Boeing warns that 787 deliveries could slip

Boeing acknowledged Feb. 8 that it may not be able to deliver its 787 as fast as hoped.

The company said it has told customers expecting the next 787 deliveries that those planes have either been delayed, or at risk for a delay.

Boeing is still building the long-range, fuel-efficient planes, and it said on Friday that it has no plans to slow production.

Norwegian Air Shuttle confirmed that it got such a warning from Boeing. The Oslo-based budget airline’s spokesman, Lasse Sandaker-Nielsen, said that delivery of the planes, scheduled to be flying for the airline in May or June, might not be possible. He gave no reason for the delays.

Norwegian is one of Europe’s fastest-growing airlines and had planned to begin its first long-haul flights to New York and Bangkok with the Boeing 787s.

The world’s fleet of 50 787s has been grounded since Jan. 16. Boeing and investigators are trying to figure out why one aircraft battery caught fire and another one smoldered and forced an emergency landing.

The National Transportation Safety Board is still probably weeks away from determining the root cause of the Jan. 7 battery fire in a Japan Airlines 787 parked at Boston’s Logan International Airport, NTSB Chairwoman Deborah Hersman told reporters this week. In about 30 days the board plans to issue an interim report on its investigation and post online all the test results and factual information gathered in its investigation, Hersman said.
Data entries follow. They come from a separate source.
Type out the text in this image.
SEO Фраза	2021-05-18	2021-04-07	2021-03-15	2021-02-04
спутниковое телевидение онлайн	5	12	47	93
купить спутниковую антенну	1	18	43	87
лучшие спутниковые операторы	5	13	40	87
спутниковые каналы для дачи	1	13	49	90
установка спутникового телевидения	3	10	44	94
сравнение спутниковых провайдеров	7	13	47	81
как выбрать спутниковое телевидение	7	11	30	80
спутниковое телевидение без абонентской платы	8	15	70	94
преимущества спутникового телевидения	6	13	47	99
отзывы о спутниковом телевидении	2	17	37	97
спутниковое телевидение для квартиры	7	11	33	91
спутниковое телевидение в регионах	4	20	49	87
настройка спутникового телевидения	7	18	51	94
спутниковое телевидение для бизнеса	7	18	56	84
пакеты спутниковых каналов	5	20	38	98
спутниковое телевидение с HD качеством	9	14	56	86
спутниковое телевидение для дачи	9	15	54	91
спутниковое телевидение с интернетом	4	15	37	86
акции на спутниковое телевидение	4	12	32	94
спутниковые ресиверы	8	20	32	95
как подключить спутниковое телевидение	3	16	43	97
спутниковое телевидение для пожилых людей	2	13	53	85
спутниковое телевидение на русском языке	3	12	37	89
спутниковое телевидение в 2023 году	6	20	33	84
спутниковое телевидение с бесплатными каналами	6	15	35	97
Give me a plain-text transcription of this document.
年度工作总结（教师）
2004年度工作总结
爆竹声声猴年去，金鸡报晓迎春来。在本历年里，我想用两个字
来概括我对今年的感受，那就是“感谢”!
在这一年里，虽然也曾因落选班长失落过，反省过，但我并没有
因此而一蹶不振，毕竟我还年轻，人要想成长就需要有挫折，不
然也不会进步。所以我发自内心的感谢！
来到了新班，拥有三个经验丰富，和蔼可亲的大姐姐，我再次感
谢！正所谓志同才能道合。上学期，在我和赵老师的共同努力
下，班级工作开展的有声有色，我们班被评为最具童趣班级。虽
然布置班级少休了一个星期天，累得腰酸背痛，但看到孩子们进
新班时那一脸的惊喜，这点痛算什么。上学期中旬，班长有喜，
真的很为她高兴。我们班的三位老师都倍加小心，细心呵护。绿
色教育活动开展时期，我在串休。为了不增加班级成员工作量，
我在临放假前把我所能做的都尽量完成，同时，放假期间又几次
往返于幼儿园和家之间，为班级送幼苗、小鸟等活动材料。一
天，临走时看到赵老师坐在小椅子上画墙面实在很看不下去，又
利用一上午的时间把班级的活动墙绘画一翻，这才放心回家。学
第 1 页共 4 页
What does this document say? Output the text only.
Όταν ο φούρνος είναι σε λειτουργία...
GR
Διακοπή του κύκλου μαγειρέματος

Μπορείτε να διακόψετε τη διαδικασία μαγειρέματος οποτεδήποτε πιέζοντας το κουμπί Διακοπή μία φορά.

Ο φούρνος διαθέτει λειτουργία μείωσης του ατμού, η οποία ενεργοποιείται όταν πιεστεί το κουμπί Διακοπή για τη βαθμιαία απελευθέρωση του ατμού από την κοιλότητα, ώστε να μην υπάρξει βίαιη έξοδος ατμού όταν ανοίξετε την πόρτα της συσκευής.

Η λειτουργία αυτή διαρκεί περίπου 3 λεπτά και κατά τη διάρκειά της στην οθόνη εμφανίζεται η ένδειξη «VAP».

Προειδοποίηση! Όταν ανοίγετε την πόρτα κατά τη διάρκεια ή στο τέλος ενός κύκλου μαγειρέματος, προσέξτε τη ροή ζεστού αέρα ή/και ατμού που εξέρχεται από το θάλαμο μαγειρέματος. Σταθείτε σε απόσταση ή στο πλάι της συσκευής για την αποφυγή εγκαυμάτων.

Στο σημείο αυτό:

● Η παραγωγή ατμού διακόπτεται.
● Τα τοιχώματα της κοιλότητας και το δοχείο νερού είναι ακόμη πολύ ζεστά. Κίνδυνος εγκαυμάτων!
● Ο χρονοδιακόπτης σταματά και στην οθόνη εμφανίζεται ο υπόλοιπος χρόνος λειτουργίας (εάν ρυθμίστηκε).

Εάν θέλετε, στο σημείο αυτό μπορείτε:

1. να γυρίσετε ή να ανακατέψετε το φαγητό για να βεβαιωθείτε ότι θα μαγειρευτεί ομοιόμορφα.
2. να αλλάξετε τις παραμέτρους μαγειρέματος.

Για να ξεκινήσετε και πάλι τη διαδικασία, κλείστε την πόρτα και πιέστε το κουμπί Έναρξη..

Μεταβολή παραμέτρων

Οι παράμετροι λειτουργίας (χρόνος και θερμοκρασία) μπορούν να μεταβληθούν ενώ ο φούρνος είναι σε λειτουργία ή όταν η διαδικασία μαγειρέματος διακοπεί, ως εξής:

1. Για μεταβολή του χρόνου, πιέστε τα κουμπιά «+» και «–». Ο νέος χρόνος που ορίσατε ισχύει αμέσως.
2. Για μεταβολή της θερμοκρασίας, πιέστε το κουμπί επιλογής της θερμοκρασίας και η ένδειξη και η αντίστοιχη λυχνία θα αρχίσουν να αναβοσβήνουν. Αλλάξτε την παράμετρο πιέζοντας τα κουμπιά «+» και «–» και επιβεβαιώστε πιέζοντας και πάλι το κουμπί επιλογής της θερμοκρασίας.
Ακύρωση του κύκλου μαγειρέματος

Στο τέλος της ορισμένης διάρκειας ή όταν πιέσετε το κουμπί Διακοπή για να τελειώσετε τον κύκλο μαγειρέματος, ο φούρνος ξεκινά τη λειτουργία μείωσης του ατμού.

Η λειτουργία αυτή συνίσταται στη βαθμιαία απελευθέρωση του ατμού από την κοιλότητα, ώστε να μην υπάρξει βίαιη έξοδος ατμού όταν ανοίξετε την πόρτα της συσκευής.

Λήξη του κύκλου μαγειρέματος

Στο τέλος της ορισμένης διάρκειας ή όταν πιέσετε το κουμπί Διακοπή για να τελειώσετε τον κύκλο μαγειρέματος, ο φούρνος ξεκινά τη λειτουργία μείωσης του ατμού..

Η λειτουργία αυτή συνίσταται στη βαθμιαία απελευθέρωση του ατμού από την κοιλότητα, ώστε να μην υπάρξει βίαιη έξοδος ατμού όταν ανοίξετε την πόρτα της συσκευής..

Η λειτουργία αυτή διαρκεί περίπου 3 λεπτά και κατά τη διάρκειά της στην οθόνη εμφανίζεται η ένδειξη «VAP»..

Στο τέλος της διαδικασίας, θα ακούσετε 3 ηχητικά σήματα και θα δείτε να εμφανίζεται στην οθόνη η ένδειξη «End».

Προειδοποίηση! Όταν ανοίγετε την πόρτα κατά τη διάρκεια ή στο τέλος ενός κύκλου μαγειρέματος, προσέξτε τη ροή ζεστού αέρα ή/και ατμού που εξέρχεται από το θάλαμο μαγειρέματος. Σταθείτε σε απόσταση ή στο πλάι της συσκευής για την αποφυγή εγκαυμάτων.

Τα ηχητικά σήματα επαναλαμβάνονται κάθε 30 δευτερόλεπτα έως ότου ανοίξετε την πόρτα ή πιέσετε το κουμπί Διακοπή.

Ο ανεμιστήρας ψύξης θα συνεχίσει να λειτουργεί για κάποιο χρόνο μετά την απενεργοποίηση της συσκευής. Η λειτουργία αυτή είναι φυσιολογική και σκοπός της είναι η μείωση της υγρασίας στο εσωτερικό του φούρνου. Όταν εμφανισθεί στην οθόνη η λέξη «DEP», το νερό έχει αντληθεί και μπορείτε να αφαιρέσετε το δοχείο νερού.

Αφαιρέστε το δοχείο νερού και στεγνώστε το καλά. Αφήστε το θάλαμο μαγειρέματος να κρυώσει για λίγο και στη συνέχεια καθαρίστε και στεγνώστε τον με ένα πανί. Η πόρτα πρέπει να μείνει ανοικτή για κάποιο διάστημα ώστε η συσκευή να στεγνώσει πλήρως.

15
The 787 is the first commercial airliner to rely heavily on lithium-ion batteries. Each plane has two of the 63-pound blue power bricks, one near the front to provide power to the cockpit if the engines stop, and one near the back to start up the auxiliary power unit, which is essentially a backup generator.

One of the big unknowns right now is whether Boeing will need to drop the lithium-ion batteries in favor of a battery more like that used on other planes.

The NTSB’s detailed update on Thursday said the fire on the Boston plane started when one of the battery’s eight cells short-circuited, causing it to heat up. The heat in turn caused swelling in neighboring cells, and they short-circuited, too.

The focus on the battery’s charging, design or manufacturing process seems to limit the risk of a larger problem “and is somewhat of a positive development for Boeing,” Jefferies analyst Howard A. Rubel wrote in a note Feb. 8. “We believe the risk of a major re-design has declined.”